At Mildenhall, the home of the infamous Pink Jug, these humble nine holes are like some celestial cocktail of all that is best about this crazy game. A concentrated blend of all that Golden Age architecture stood for, preserved by thoughtful custodians. Somehow, the whims of fashion have passed by this little patch, and we are blessed instead with a fleeting glimpse of how things could be, and probably should be.
Before we drag ourselves away from this astonishing afternoon, we ring an old door-bell by the hole in the bar wall, and order a refreshment, though it mustn’t be a pink jug today. And as we wait, I glance at the painting of yet another great who passed this way - Henry Longhurst. Beneath the oil, beneath that portly figure, a little plaque includes an excerpt from “My Life and Soft Times”, where he returns to Mildenhall after “the war at last was over and nothing would ever be the same”. Nothing, except this place, he soon realises, for it is “absolutely unchanged. We pressed the bell, up went the hatch, and there was Williams.

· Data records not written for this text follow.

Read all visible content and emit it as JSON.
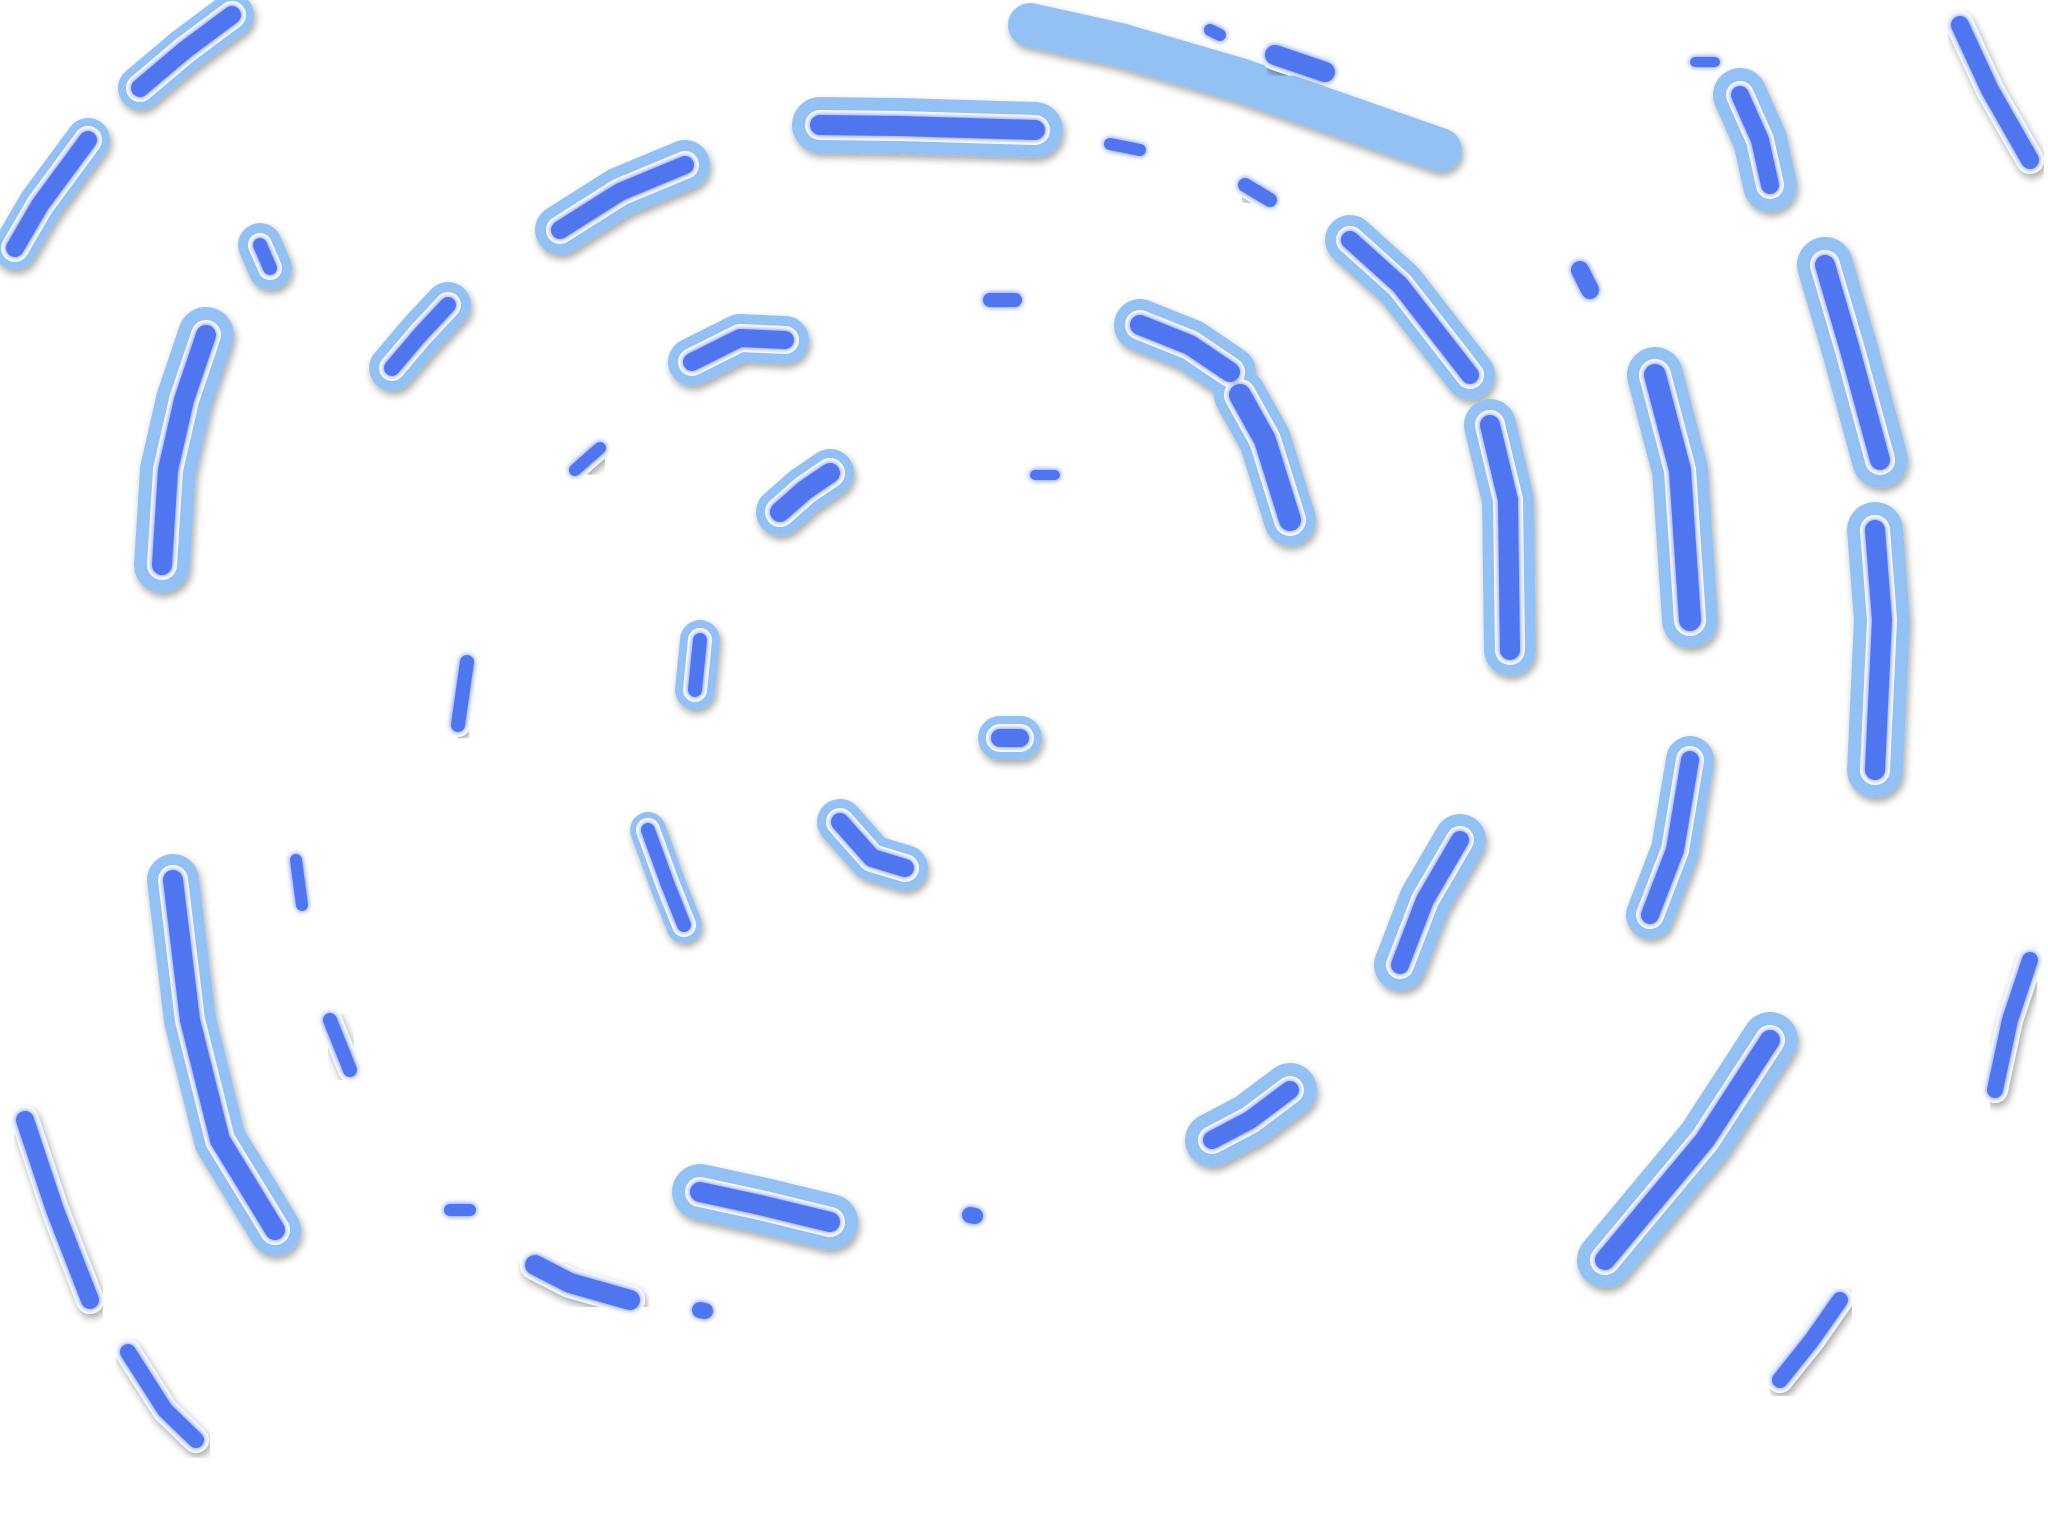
{
  "scene": {
    "name": "concentric-dash-swirl",
    "colors": {
      "background": "#ffffff",
      "halo": "#94c1f3",
      "outline": "#ffffff",
      "core": "#4f74ef",
      "shadow": "#5c6f8c"
    }
  }
}
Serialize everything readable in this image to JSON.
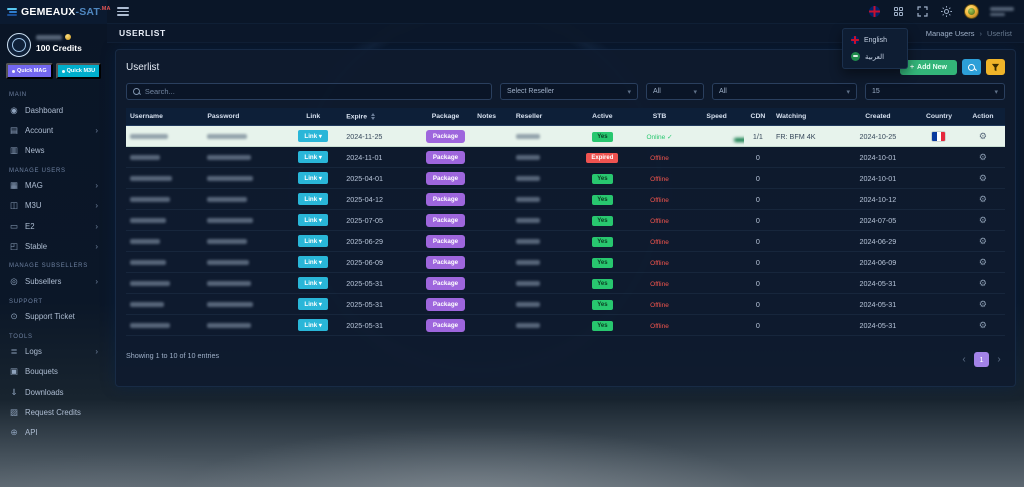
{
  "colors": {
    "accent_green": "#28c76f",
    "accent_red": "#ea5455",
    "accent_purple": "#9e66dd",
    "accent_cyan": "#29b6d8",
    "accent_yellow": "#f0b429",
    "accent_blue": "#2d9fd8",
    "page_active_purple": "#a383e8"
  },
  "topbar": {
    "logo": {
      "part1": "GEMEAUX",
      "part2": "-SAT",
      "part3": ".MA"
    },
    "page_title": "USERLIST",
    "breadcrumb": {
      "parent": "Manage Users",
      "separator": "›",
      "current": "Userlist"
    }
  },
  "lang_menu": {
    "items": [
      {
        "label": "English",
        "icon": "flag-uk-icon"
      },
      {
        "label": "العربية",
        "icon": "flag-green-icon"
      }
    ]
  },
  "sidebar": {
    "credits": "100 Credits",
    "quick_mag": "Quick MAG",
    "quick_m3u": "Quick M3U",
    "sections": [
      {
        "title": "MAIN",
        "items": [
          {
            "label": "Dashboard",
            "icon": "dashboard-icon",
            "arrow": false
          },
          {
            "label": "Account",
            "icon": "account-icon",
            "arrow": true
          },
          {
            "label": "News",
            "icon": "news-icon",
            "arrow": false
          }
        ]
      },
      {
        "title": "MANAGE USERS",
        "items": [
          {
            "label": "MAG",
            "icon": "mag-icon",
            "arrow": true
          },
          {
            "label": "M3U",
            "icon": "m3u-icon",
            "arrow": true
          },
          {
            "label": "E2",
            "icon": "e2-icon",
            "arrow": true
          },
          {
            "label": "Stable",
            "icon": "stable-icon",
            "arrow": true
          }
        ]
      },
      {
        "title": "MANAGE SUBSELLERS",
        "items": [
          {
            "label": "Subsellers",
            "icon": "subsellers-icon",
            "arrow": true
          }
        ]
      },
      {
        "title": "SUPPORT",
        "items": [
          {
            "label": "Support Ticket",
            "icon": "support-ticket-icon",
            "arrow": false
          }
        ]
      },
      {
        "title": "TOOLS",
        "items": [
          {
            "label": "Logs",
            "icon": "logs-icon",
            "arrow": true
          },
          {
            "label": "Bouquets",
            "icon": "bouquets-icon",
            "arrow": false
          },
          {
            "label": "Downloads",
            "icon": "downloads-icon",
            "arrow": false
          },
          {
            "label": "Request Credits",
            "icon": "request-credits-icon",
            "arrow": false
          },
          {
            "label": "API",
            "icon": "api-icon",
            "arrow": false
          }
        ]
      }
    ]
  },
  "card": {
    "title": "Userlist",
    "add_new": "Add New"
  },
  "filters": {
    "search_placeholder": "Search...",
    "reseller": "Select Reseller",
    "type_all": "All",
    "status_all": "All",
    "page_size": "15"
  },
  "table": {
    "headers": [
      "Username",
      "Password",
      "Link",
      "Expire",
      "Package",
      "Notes",
      "Reseller",
      "Active",
      "STB",
      "Speed",
      "CDN",
      "Watching",
      "Created",
      "Country",
      "Action"
    ],
    "link_label": "Link",
    "package_label": "Package",
    "stb_online_label": "Online",
    "stb_offline_label": "Offline",
    "rows": [
      {
        "expire": "2024-11-25",
        "active": "Yes",
        "stb": "Online",
        "cdn": "1/1",
        "watching": "FR: BFM 4K",
        "created": "2024-10-25",
        "country": "FR",
        "highlighted": true,
        "speed_full": true
      },
      {
        "expire": "2024-11-01",
        "active": "Expired",
        "stb": "Offline",
        "cdn": "0",
        "watching": "",
        "created": "2024-10-01",
        "country": "",
        "highlighted": false,
        "speed_full": false
      },
      {
        "expire": "2025-04-01",
        "active": "Yes",
        "stb": "Offline",
        "cdn": "0",
        "watching": "",
        "created": "2024-10-01",
        "country": "",
        "highlighted": false,
        "speed_full": false
      },
      {
        "expire": "2025-04-12",
        "active": "Yes",
        "stb": "Offline",
        "cdn": "0",
        "watching": "",
        "created": "2024-10-12",
        "country": "",
        "highlighted": false,
        "speed_full": false
      },
      {
        "expire": "2025-07-05",
        "active": "Yes",
        "stb": "Offline",
        "cdn": "0",
        "watching": "",
        "created": "2024-07-05",
        "country": "",
        "highlighted": false,
        "speed_full": false
      },
      {
        "expire": "2025-06-29",
        "active": "Yes",
        "stb": "Offline",
        "cdn": "0",
        "watching": "",
        "created": "2024-06-29",
        "country": "",
        "highlighted": false,
        "speed_full": false
      },
      {
        "expire": "2025-06-09",
        "active": "Yes",
        "stb": "Offline",
        "cdn": "0",
        "watching": "",
        "created": "2024-06-09",
        "country": "",
        "highlighted": false,
        "speed_full": false
      },
      {
        "expire": "2025-05-31",
        "active": "Yes",
        "stb": "Offline",
        "cdn": "0",
        "watching": "",
        "created": "2024-05-31",
        "country": "",
        "highlighted": false,
        "speed_full": false
      },
      {
        "expire": "2025-05-31",
        "active": "Yes",
        "stb": "Offline",
        "cdn": "0",
        "watching": "",
        "created": "2024-05-31",
        "country": "",
        "highlighted": false,
        "speed_full": false
      },
      {
        "expire": "2025-05-31",
        "active": "Yes",
        "stb": "Offline",
        "cdn": "0",
        "watching": "",
        "created": "2024-05-31",
        "country": "",
        "highlighted": false,
        "speed_full": false
      }
    ]
  },
  "footer": {
    "showing": "Showing 1 to 10 of 10 entries",
    "prev": "‹",
    "next": "›",
    "pages": [
      "1"
    ]
  }
}
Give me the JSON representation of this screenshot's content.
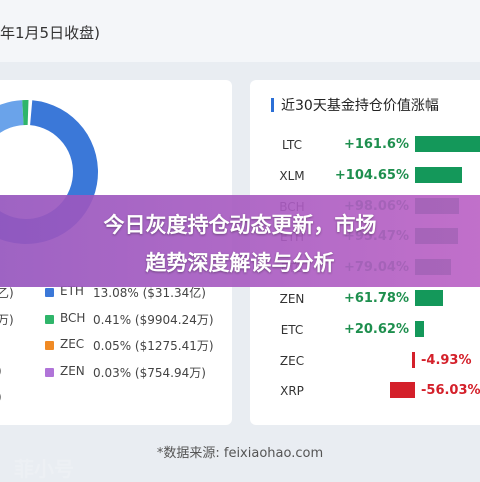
{
  "header": {
    "date_title": "年1月5日收盘)"
  },
  "left_card": {
    "legend": [
      {
        "cut": "乙)",
        "symbol": "ETH",
        "value": "13.08% ($31.34亿)",
        "color": "#3b78d8"
      },
      {
        "cut": "万)",
        "symbol": "BCH",
        "value": "0.41% ($9904.24万)",
        "color": "#2fb56a"
      },
      {
        "cut": "",
        "symbol": "ZEC",
        "value": "0.05% ($1275.41万)",
        "color": "#f08a24"
      },
      {
        "cut": ")",
        "symbol": "ZEN",
        "value": "0.03% ($754.94万)",
        "color": "#b074d8"
      },
      {
        "cut": ")",
        "symbol": "",
        "value": "",
        "color": ""
      }
    ],
    "donut_colors": {
      "main": "#3b78d8",
      "light": "#6aa3ea",
      "accent": "#2fb56a"
    }
  },
  "right_card": {
    "title": "近30天基金持仓价值涨幅",
    "rows": [
      {
        "symbol": "LTC",
        "value": "+161.6%",
        "pct": 161.6
      },
      {
        "symbol": "XLM",
        "value": "+104.65%",
        "pct": 104.65
      },
      {
        "symbol": "BCH",
        "value": "+98.06%",
        "pct": 98.06
      },
      {
        "symbol": "ETH",
        "value": "+95.47%",
        "pct": 95.47
      },
      {
        "symbol": "ETC",
        "value": "+79.04%",
        "pct": 79.04
      },
      {
        "symbol": "ZEN",
        "value": "+61.78%",
        "pct": 61.78
      },
      {
        "symbol": "ETC",
        "value": "+20.62%",
        "pct": 20.62
      },
      {
        "symbol": "ZEC",
        "value": "-4.93%",
        "pct": -4.93
      },
      {
        "symbol": "XRP",
        "value": "-56.03%",
        "pct": -56.03
      }
    ],
    "colors": {
      "positive": "#14985a",
      "negative": "#d4202a"
    }
  },
  "footer": {
    "source": "*数据来源: feixiaohao.com"
  },
  "overlay": {
    "headline_line1": "今日灰度持仓动态更新，市场",
    "headline_line2": "趋势深度解读与分析",
    "watermark": "菲小号"
  }
}
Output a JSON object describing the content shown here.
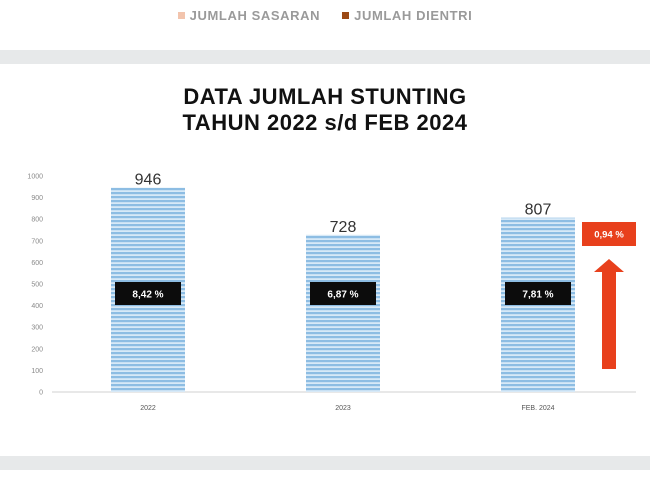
{
  "legend": [
    {
      "label": "JUMLAH SASARAN",
      "color": "#f2c4ad"
    },
    {
      "label": "JUMLAH DIENTRI",
      "color": "#9c4a15"
    }
  ],
  "chart_data": {
    "type": "bar",
    "title": [
      "DATA JUMLAH STUNTING",
      "TAHUN 2022 s/d FEB 2024"
    ],
    "categories": [
      "2022",
      "2023",
      "FEB. 2024"
    ],
    "values": [
      946,
      728,
      807
    ],
    "percent_labels": [
      "8,42 %",
      "6,87 %",
      "7,81 %"
    ],
    "ylim": [
      0,
      1000
    ],
    "yticks": [
      0,
      100,
      200,
      300,
      400,
      500,
      600,
      700,
      800,
      900,
      1000
    ],
    "bar_color": "#8dbde3",
    "grid": false,
    "annotation": {
      "label": "0,94 %",
      "color": "#e8401c",
      "direction": "up"
    }
  }
}
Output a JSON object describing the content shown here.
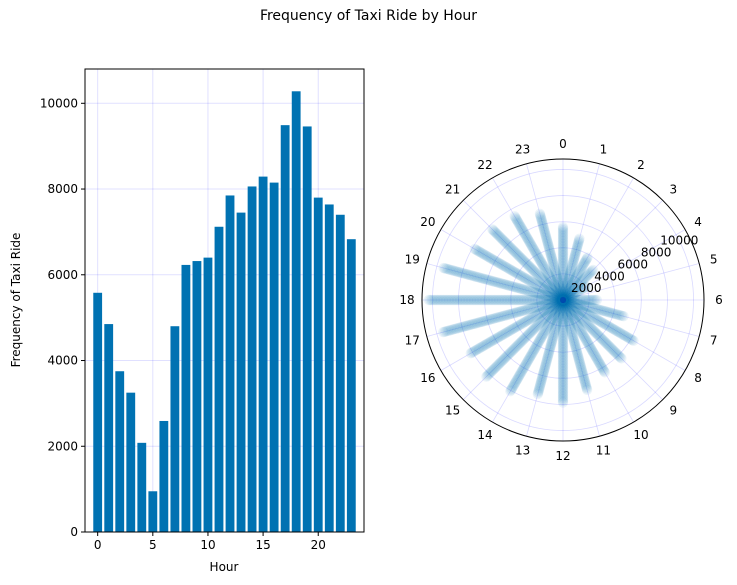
{
  "figure": {
    "title": "Frequency of Taxi Ride by Hour"
  },
  "colors": {
    "bar": "#0072B2",
    "grid": "#0000ff",
    "axis": "#000000"
  },
  "chart_data": [
    {
      "type": "bar",
      "title": "",
      "xlabel": "Hour",
      "ylabel": "Frequency of Taxi Ride",
      "categories": [
        0,
        1,
        2,
        3,
        4,
        5,
        6,
        7,
        8,
        9,
        10,
        11,
        12,
        13,
        14,
        15,
        16,
        17,
        18,
        19,
        20,
        21,
        22,
        23
      ],
      "values": [
        5580,
        4850,
        3750,
        3250,
        2080,
        950,
        2590,
        4800,
        6230,
        6320,
        6400,
        7120,
        7850,
        7450,
        8060,
        8290,
        8150,
        9490,
        10280,
        9460,
        7800,
        7640,
        7400,
        6830
      ],
      "xlim": [
        -1.15,
        24.15
      ],
      "ylim": [
        0,
        10800
      ],
      "xticks": [
        0,
        5,
        10,
        15,
        20
      ],
      "yticks": [
        0,
        2000,
        4000,
        6000,
        8000,
        10000
      ],
      "grid": true
    },
    {
      "type": "scatter",
      "projection": "polar",
      "title": "",
      "theta_tick_labels": [
        "0",
        "1",
        "2",
        "3",
        "4",
        "5",
        "6",
        "7",
        "8",
        "9",
        "10",
        "11",
        "12",
        "13",
        "14",
        "15",
        "16",
        "17",
        "18",
        "19",
        "20",
        "21",
        "22",
        "23"
      ],
      "theta_direction": "clockwise",
      "theta_zero_location": "top",
      "r_ticks": [
        2000,
        4000,
        6000,
        8000,
        10000
      ],
      "rlim": [
        0,
        10800
      ],
      "grid": true,
      "point_alpha": 0.08,
      "note_source": "each hour h shows a radial band of points from r = 0 to r = count(h)",
      "x": [
        0,
        1,
        2,
        3,
        4,
        5,
        6,
        7,
        8,
        9,
        10,
        11,
        12,
        13,
        14,
        15,
        16,
        17,
        18,
        19,
        20,
        21,
        22,
        23
      ],
      "y": [
        5580,
        4850,
        3750,
        3250,
        2080,
        950,
        2590,
        4800,
        6230,
        6320,
        6400,
        7120,
        7850,
        7450,
        8060,
        8290,
        8150,
        9490,
        10280,
        9460,
        7800,
        7640,
        7400,
        6830
      ]
    }
  ]
}
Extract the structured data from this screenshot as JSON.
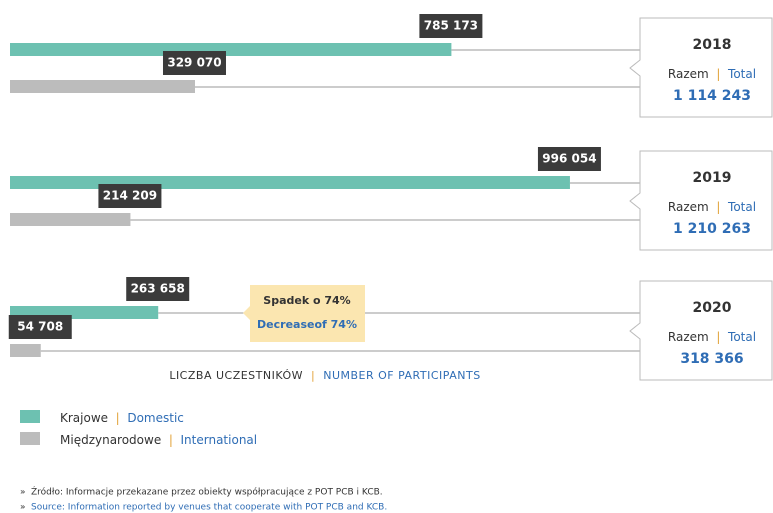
{
  "chart_data": {
    "type": "bar",
    "categories": [
      "2018",
      "2019",
      "2020"
    ],
    "separator": "|",
    "series": [
      {
        "name_pl": "Krajowe",
        "name_en": "Domestic",
        "color": "#6dc1b1",
        "values": [
          785173,
          996054,
          263658
        ],
        "value_labels": [
          "785 173",
          "996 054",
          "263 658"
        ]
      },
      {
        "name_pl": "Międzynarodowe",
        "name_en": "International",
        "color": "#bcbcbc",
        "values": [
          329070,
          214209,
          54708
        ],
        "value_labels": [
          "329 070",
          "214 209",
          "54 708"
        ]
      }
    ],
    "totals": {
      "label_pl": "Razem",
      "label_en": "Total",
      "values": [
        1114243,
        1210263,
        318366
      ],
      "value_labels": [
        "1 114 243",
        "1 210 263",
        "318 366"
      ]
    },
    "annotation": {
      "pl": "Spadek o 74%",
      "en": "Decreaseof 74%"
    },
    "axis_label": {
      "pl": "LICZBA UCZESTNIKÓW",
      "en": "NUMBER OF PARTICIPANTS"
    },
    "source": {
      "bullet": "»",
      "pl": "Źródło: Informacje przekazane przez obiekty współpracujące z POT PCB i KCB.",
      "en": "Source: Information reported by venues that cooperate with POT PCB and KCB."
    }
  }
}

One nearly burst into tears”, and so did we on reading this.
Degas once said that “art is not what you see, but what you make others see”, and so - changed by an unforgettable afternoon in Bury St Edmunds - I think it is only right and proper that the final word should come from my host that day, for he and Royal Worlington & Newmarket delivered this important message together:
“Golf sometimes seems to try too hard. So much can be had with so little if done with simple elegance and subtle nuance. If this type of golf were replicated, which seems entirely possible given the parcel of land it’s on, we would all be richer for it”
Jasper Miners, evalu18.com
Sound like heavy!🙏⛳️
Wonderful article Richard - will put RW&N on my UK bucket list, must get up there when back again next year. PJB.